Nur das Kleine im Leben geht gut aus, alles übrige ist tragisch.

Keyserling

Mohammed warf die Idee vom Staate Gottes in die Welt.

Was ist aus dieser Idee geworden?

Nicht ohne Kampf war es Abū Bakr gelungen, die Erbschaft des Propheten zu übernehmen. Der Tod Mohammeds spaltete die Frommen der Stadt Medina. Die Sippe Hāšim, das Fleisch und Blut des Propheten, verlangte, daß einer der Ihren, in diesem Falle ʿAlī, das Erbe des Propheten antreten solle.
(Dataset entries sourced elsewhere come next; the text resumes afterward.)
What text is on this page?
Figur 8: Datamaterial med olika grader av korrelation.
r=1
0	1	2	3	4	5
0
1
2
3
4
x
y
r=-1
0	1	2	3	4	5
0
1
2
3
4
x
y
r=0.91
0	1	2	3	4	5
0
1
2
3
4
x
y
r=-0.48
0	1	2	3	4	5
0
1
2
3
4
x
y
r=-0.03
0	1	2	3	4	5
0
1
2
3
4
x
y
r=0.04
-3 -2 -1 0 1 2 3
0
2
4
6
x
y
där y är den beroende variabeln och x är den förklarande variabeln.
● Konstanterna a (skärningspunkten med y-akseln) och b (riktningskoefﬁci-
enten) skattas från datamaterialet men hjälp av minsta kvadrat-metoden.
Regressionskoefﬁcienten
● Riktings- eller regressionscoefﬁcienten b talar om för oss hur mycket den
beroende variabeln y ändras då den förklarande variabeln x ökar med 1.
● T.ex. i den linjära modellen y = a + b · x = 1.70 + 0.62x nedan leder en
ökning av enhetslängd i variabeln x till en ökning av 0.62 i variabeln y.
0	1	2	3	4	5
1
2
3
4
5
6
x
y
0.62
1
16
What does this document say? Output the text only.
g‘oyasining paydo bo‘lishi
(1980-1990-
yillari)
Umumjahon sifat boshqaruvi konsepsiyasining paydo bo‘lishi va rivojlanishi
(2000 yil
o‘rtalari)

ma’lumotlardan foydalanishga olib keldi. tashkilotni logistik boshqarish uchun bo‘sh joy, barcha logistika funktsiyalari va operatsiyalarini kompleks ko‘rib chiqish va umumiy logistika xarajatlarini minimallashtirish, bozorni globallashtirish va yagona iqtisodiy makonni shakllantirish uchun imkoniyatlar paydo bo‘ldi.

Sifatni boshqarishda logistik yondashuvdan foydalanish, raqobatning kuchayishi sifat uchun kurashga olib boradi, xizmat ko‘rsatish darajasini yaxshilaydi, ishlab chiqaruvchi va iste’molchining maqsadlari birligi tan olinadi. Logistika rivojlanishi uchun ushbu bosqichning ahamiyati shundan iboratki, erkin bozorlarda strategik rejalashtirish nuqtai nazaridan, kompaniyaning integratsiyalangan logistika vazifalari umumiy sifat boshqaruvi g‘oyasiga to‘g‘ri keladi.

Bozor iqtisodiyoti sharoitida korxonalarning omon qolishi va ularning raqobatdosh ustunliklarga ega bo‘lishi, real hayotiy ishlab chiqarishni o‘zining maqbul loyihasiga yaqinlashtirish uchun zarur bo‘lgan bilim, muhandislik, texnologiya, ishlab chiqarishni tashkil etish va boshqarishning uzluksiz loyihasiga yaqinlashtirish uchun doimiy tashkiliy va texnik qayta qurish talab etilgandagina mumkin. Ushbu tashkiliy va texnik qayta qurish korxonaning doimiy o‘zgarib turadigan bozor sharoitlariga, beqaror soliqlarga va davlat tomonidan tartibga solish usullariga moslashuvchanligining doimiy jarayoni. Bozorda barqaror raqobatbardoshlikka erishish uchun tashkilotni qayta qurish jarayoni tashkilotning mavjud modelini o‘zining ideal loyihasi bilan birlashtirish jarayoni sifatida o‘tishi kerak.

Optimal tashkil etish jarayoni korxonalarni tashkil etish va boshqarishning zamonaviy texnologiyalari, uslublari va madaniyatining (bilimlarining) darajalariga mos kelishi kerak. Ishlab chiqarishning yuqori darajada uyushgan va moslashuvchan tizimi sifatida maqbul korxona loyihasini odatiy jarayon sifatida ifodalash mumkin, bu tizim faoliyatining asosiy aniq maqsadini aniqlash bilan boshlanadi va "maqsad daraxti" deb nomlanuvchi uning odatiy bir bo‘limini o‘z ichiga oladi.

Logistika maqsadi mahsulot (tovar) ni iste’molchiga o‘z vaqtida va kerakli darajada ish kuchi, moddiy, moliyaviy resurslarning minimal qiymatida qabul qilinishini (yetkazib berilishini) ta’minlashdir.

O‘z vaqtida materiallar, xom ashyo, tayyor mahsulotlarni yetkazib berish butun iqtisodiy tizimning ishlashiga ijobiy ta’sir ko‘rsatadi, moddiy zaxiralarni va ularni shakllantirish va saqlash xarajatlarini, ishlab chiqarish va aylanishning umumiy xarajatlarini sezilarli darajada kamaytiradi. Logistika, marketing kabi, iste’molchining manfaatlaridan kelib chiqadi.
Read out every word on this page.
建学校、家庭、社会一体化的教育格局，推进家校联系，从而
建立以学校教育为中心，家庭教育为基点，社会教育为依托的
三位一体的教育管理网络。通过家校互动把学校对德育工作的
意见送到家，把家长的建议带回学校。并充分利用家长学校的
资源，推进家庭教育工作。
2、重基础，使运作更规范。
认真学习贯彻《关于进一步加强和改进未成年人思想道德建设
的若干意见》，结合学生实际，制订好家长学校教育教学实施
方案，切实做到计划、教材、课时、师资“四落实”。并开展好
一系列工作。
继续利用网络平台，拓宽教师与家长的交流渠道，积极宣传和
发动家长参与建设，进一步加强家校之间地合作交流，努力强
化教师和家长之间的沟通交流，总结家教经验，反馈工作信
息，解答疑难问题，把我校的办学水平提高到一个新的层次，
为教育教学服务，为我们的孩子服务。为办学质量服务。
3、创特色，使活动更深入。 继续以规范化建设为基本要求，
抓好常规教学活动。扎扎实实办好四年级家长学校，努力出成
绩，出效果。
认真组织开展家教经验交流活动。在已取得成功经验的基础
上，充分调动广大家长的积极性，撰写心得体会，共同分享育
Das gleiche verlangten die Anṣār, die den Propheten geschützt hatten. Auch sie stellten einen Kandidaten auf, und zwar den Führer der Ḫazraǧ Saʿd ibn ʿUbāda. Unter höchst dramatischen Umständen war es schließlich Abū Bakr gelungen, die Huldigungen beider Parteien auf sich zu vereinen. Kennzeichnend für das allgemeine Chaos, das in Medina herrschte, ist die Tatsache, daß man vergessen hatte, die Leiche des Propheten zu bestatten. Erst sechsunddreißig Stunden nach dem Tode, als die Leiche bereits zu verwesen begann, schritt man zur Beisetzung. Diese sechsunddreißig Stunden benutzte Abū Bakr zur Gründung des arabischen Kalifates.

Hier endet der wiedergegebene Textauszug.